India caught between Trump’s Iran war and his Russia pressure — a 25-day oil window that could run out
The Strait of Hormuz closure has upended India's energy calculus. With 8 weeks of reserves and a 30-day US waiver on Russian crude, New Delhi is threading an impossibly narrow diplomatic needle.
For months, Washington pressured New Delhi to cut its purchases of Russian oil — a demand India reluctantly conceded in January as part of a broader tariff deal with the Trump administration. Then, in late February, the joint US-Israeli offensive against Iran effectively closed the Strait of Hormuz, through which nearly 2.7 million barrels of India’s daily crude imports flow. India’s carefully negotiated energy compromise began to collapse almost immediately.
The US responded by issuing a 30-day waiver allowing Indian refiners to buy Russian crude currently stranded at sea — an arrangement that, as analysts have noted, directly undoes the concession India made just two months earlier. The waiver is a temporary measure that comes with limitations, conditions, and a hard deadline. It does not resolve the structural problem.
India currently holds roughly 25 days of crude oil inventory and around eight weeks of total petroleum product cover, according to its oil ministry. That buffer sounds comfortable until you factor in refinery run rates, seasonal demand, and the uncertainty about when — or whether — the strait will reopen.
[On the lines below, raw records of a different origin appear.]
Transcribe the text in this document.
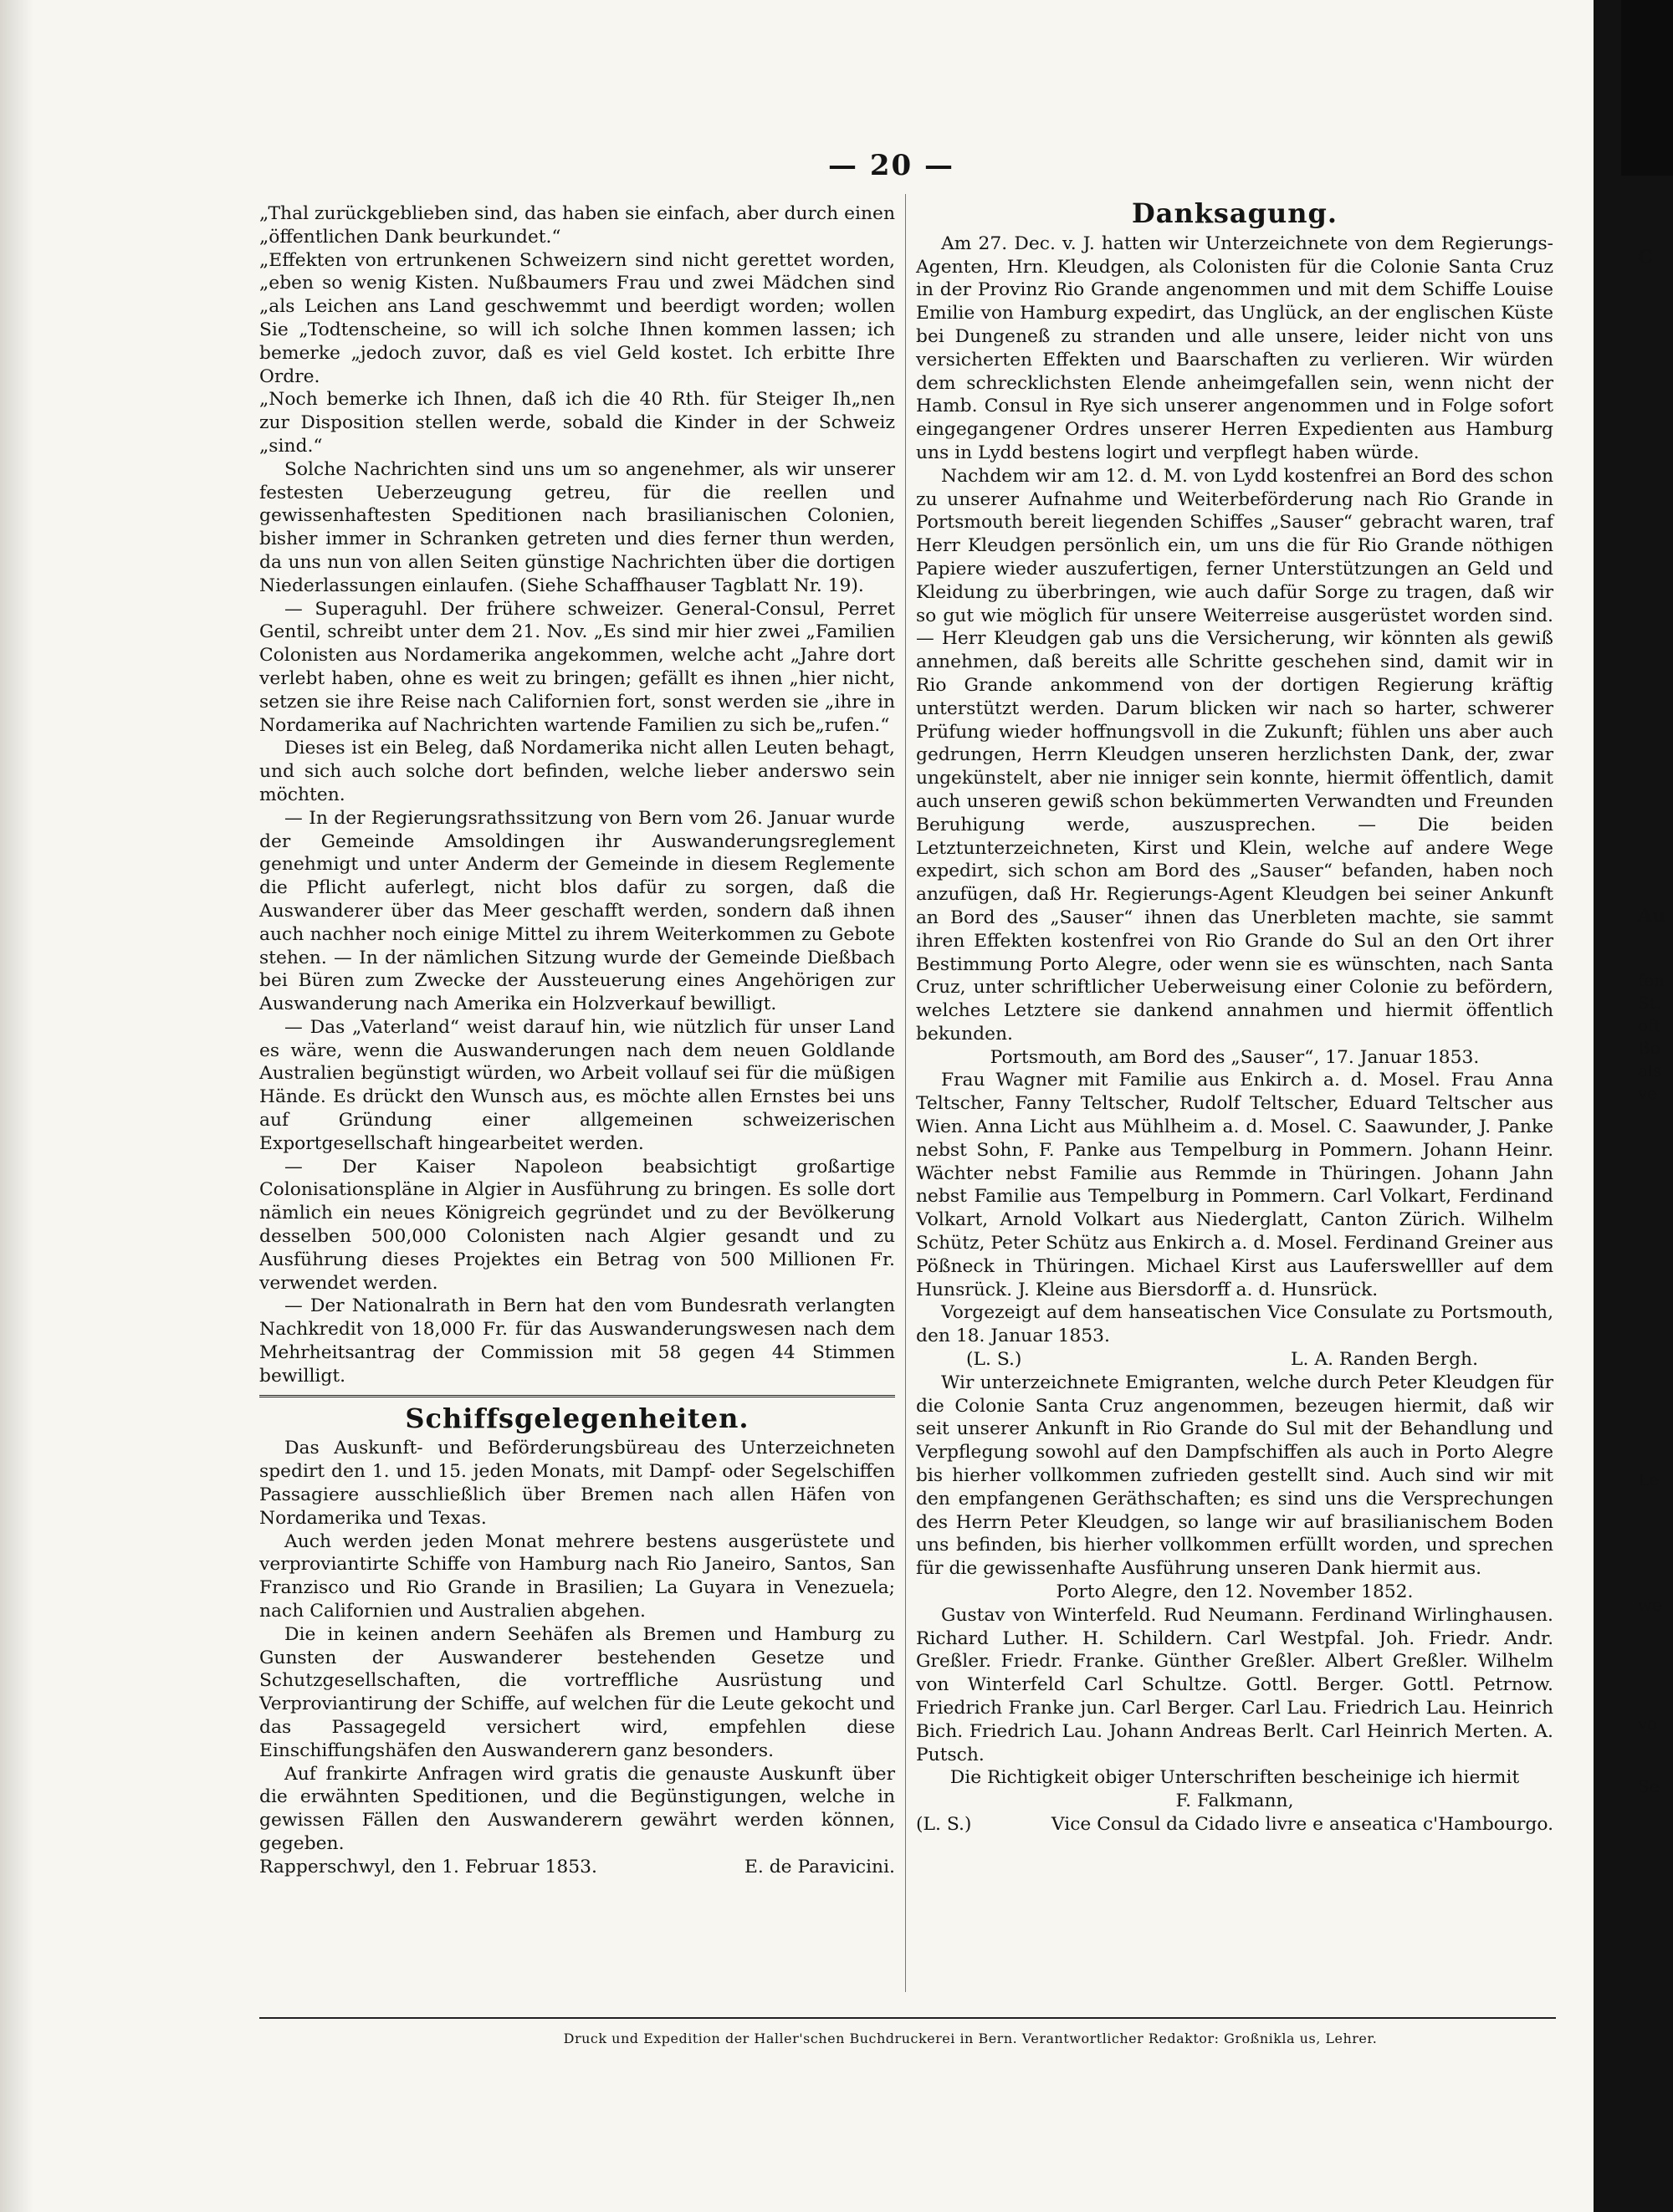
— 20 —

„Thal zurückgeblieben sind, das haben sie einfach, aber durch einen „öffentlichen Dank beurkundet.“

„Effekten von ertrunkenen Schweizern sind nicht gerettet worden, „eben so wenig Kisten. Nußbaumers Frau und zwei Mädchen sind „als Leichen ans Land geschwemmt und beerdigt worden; wollen Sie „Todtenscheine, so will ich solche Ihnen kommen lassen; ich bemerke „jedoch zuvor, daß es viel Geld kostet. Ich erbitte Ihre Ordre.

„Noch bemerke ich Ihnen, daß ich die 40 Rth. für Steiger Ih„nen zur Disposition stellen werde, sobald die Kinder in der Schweiz „sind.“

Solche Nachrichten sind uns um so angenehmer, als wir unserer festesten Ueberzeugung getreu, für die reellen und gewissenhaftesten Speditionen nach brasilianischen Colonien, bisher immer in Schranken getreten und dies ferner thun werden, da uns nun von allen Seiten günstige Nachrichten über die dortigen Niederlassungen einlaufen. (Siehe Schaffhauser Tagblatt Nr. 19).

— Superaguhl. Der frühere schweizer. General-Consul, Perret Gentil, schreibt unter dem 21. Nov. „Es sind mir hier zwei „Familien Colonisten aus Nordamerika angekommen, welche acht „Jahre dort verlebt haben, ohne es weit zu bringen; gefällt es ihnen „hier nicht, setzen sie ihre Reise nach Californien fort, sonst werden sie „ihre in Nordamerika auf Nachrichten wartende Familien zu sich be„rufen.“

Dieses ist ein Beleg, daß Nordamerika nicht allen Leuten behagt, und sich auch solche dort befinden, welche lieber anderswo sein möchten.

— In der Regierungsrathssitzung von Bern vom 26. Januar wurde der Gemeinde Amsoldingen ihr Auswanderungsreglement genehmigt und unter Anderm der Gemeinde in diesem Reglemente die Pflicht auferlegt, nicht blos dafür zu sorgen, daß die Auswanderer über das Meer geschafft werden, sondern daß ihnen auch nachher noch einige Mittel zu ihrem Weiterkommen zu Gebote stehen. — In der nämlichen Sitzung wurde der Gemeinde Dießbach bei Büren zum Zwecke der Aussteuerung eines Angehörigen zur Auswanderung nach Amerika ein Holzverkauf bewilligt.

— Das „Vaterland“ weist darauf hin, wie nützlich für unser Land es wäre, wenn die Auswanderungen nach dem neuen Goldlande Australien begünstigt würden, wo Arbeit vollauf sei für die müßigen Hände. Es drückt den Wunsch aus, es möchte allen Ernstes bei uns auf Gründung einer allgemeinen schweizerischen Exportgesellschaft hingearbeitet werden.

— Der Kaiser Napoleon beabsichtigt großartige Colonisationspläne in Algier in Ausführung zu bringen. Es solle dort nämlich ein neues Königreich gegründet und zu der Bevölkerung desselben 500,000 Colonisten nach Algier gesandt und zu Ausführung dieses Projektes ein Betrag von 500 Millionen Fr. verwendet werden.

— Der Nationalrath in Bern hat den vom Bundesrath verlangten Nachkredit von 18,000 Fr. für das Auswanderungswesen nach dem Mehrheitsantrag der Commission mit 58 gegen 44 Stimmen bewilligt.

Schiffsgelegenheiten.

Das Auskunft- und Beförderungsbüreau des Unterzeichneten spedirt den 1. und 15. jeden Monats, mit Dampf- oder Segelschiffen Passagiere ausschließlich über Bremen nach allen Häfen von Nordamerika und Texas.

Auch werden jeden Monat mehrere bestens ausgerüstete und verproviantirte Schiffe von Hamburg nach Rio Janeiro, Santos, San Franzisco und Rio Grande in Brasilien; La Guyara in Venezuela; nach Californien und Australien abgehen.

Die in keinen andern Seehäfen als Bremen und Hamburg zu Gunsten der Auswanderer bestehenden Gesetze und Schutzgesellschaften, die vortreffliche Ausrüstung und Verproviantirung der Schiffe, auf welchen für die Leute gekocht und das Passagegeld versichert wird, empfehlen diese Einschiffungshäfen den Auswanderern ganz besonders.

Auf frankirte Anfragen wird gratis die genauste Auskunft über die erwähnten Speditionen, und die Begünstigungen, welche in gewissen Fällen den Auswanderern gewährt werden können, gegeben.

Rapperschwyl, den 1. Februar 1853.	E. de Paravicini.
Danksagung.

Am 27. Dec. v. J. hatten wir Unterzeichnete von dem Regierungs-Agenten, Hrn. Kleudgen, als Colonisten für die Colonie Santa Cruz in der Provinz Rio Grande angenommen und mit dem Schiffe Louise Emilie von Hamburg expedirt, das Unglück, an der englischen Küste bei Dungeneß zu stranden und alle unsere, leider nicht von uns versicherten Effekten und Baarschaften zu verlieren. Wir würden dem schrecklichsten Elende anheimgefallen sein, wenn nicht der Hamb. Consul in Rye sich unserer angenommen und in Folge sofort eingegangener Ordres unserer Herren Expedienten aus Hamburg uns in Lydd bestens logirt und verpflegt haben würde.

Nachdem wir am 12. d. M. von Lydd kostenfrei an Bord des schon zu unserer Aufnahme und Weiterbeförderung nach Rio Grande in Portsmouth bereit liegenden Schiffes „Sauser“ gebracht waren, traf Herr Kleudgen persönlich ein, um uns die für Rio Grande nöthigen Papiere wieder auszufertigen, ferner Unterstützungen an Geld und Kleidung zu überbringen, wie auch dafür Sorge zu tragen, daß wir so gut wie möglich für unsere Weiterreise ausgerüstet worden sind. — Herr Kleudgen gab uns die Versicherung, wir könnten als gewiß annehmen, daß bereits alle Schritte geschehen sind, damit wir in Rio Grande ankommend von der dortigen Regierung kräftig unterstützt werden. Darum blicken wir nach so harter, schwerer Prüfung wieder hoffnungsvoll in die Zukunft; fühlen uns aber auch gedrungen, Herrn Kleudgen unseren herzlichsten Dank, der, zwar ungekünstelt, aber nie inniger sein konnte, hiermit öffentlich, damit auch unseren gewiß schon bekümmerten Verwandten und Freunden Beruhigung werde, auszusprechen. — Die beiden Letztunterzeichneten, Kirst und Klein, welche auf andere Wege expedirt, sich schon am Bord des „Sauser“ befanden, haben noch anzufügen, daß Hr. Regierungs-Agent Kleudgen bei seiner Ankunft an Bord des „Sauser“ ihnen das Unerbleten machte, sie sammt ihren Effekten kostenfrei von Rio Grande do Sul an den Ort ihrer Bestimmung Porto Alegre, oder wenn sie es wünschten, nach Santa Cruz, unter schriftlicher Ueberweisung einer Colonie zu befördern, welches Letztere sie dankend annahmen und hiermit öffentlich bekunden.

Portsmouth, am Bord des „Sauser“, 17. Januar 1853.

Frau Wagner mit Familie aus Enkirch a. d. Mosel. Frau Anna Teltscher, Fanny Teltscher, Rudolf Teltscher, Eduard Teltscher aus Wien. Anna Licht aus Mühlheim a. d. Mosel. C. Saawunder, J. Panke nebst Sohn, F. Panke aus Tempelburg in Pommern. Johann Heinr. Wächter nebst Familie aus Remmde in Thüringen. Johann Jahn nebst Familie aus Tempelburg in Pommern. Carl Volkart, Ferdinand Volkart, Arnold Volkart aus Niederglatt, Canton Zürich. Wilhelm Schütz, Peter Schütz aus Enkirch a. d. Mosel. Ferdinand Greiner aus Pößneck in Thüringen. Michael Kirst aus Lauferswelller auf dem Hunsrück. J. Kleine aus Biersdorff a. d. Hunsrück.

Vorgezeigt auf dem hanseatischen Vice Consulate zu Portsmouth, den 18. Januar 1853.

(L. S.)	L. A. Randen Bergh.

Wir unterzeichnete Emigranten, welche durch Peter Kleudgen für die Colonie Santa Cruz angenommen, bezeugen hiermit, daß wir seit unserer Ankunft in Rio Grande do Sul mit der Behandlung und Verpflegung sowohl auf den Dampfschiffen als auch in Porto Alegre bis hierher vollkommen zufrieden gestellt sind. Auch sind wir mit den empfangenen Geräthschaften; es sind uns die Versprechungen des Herrn Peter Kleudgen, so lange wir auf brasilianischem Boden uns befinden, bis hierher vollkommen erfüllt worden, und sprechen für die gewissenhafte Ausführung unseren Dank hiermit aus.

Porto Alegre, den 12. November 1852.

Gustav von Winterfeld. Rud Neumann. Ferdinand Wirlinghausen. Richard Luther. H. Schildern. Carl Westpfal. Joh. Friedr. Andr. Greßler. Friedr. Franke. Günther Greßler. Albert Greßler. Wilhelm von Winterfeld Carl Schultze. Gottl. Berger. Gottl. Petrnow. Friedrich Franke jun. Carl Berger. Carl Lau. Friedrich Lau. Heinrich Bich. Friedrich Lau. Johann Andreas Berlt. Carl Heinrich Merten. A. Putsch.

Die Richtigkeit obiger Unterschriften bescheinige ich hiermit

F. Falkmann,

(L. S.)	Vice Consul da Cidado livre e anseatica c'Hambourgo.
Druck und Expedition der Haller'schen Buchdruckerei in Bern. Verantwortlicher Redaktor: Großnikla us, Lehrer.
C
Au
fen
St.
oft
Bo
als
ve
Le
we
vo
Se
State-run refiners have been hesitant to act aggressively on the Russian waiver, citing unresolved issues around payment channels, shipping insurance, and the risk of secondary US sanctions even within a waiver period. Russian barrels from earlier waivers have been snapped up more readily, thanks to established logistics — but there are limits to how quickly supply chains can be restructured.
Prime Minister Modi discussed the situation with President Trump last week, expressing support for de-escalation and calling for “restoration of peace at the earliest.” But the diplomatic language masks a more uncomfortable truth: India’s energy security is now almost entirely dependent on the outcome of a war it had no role in starting and limited leverage to stop.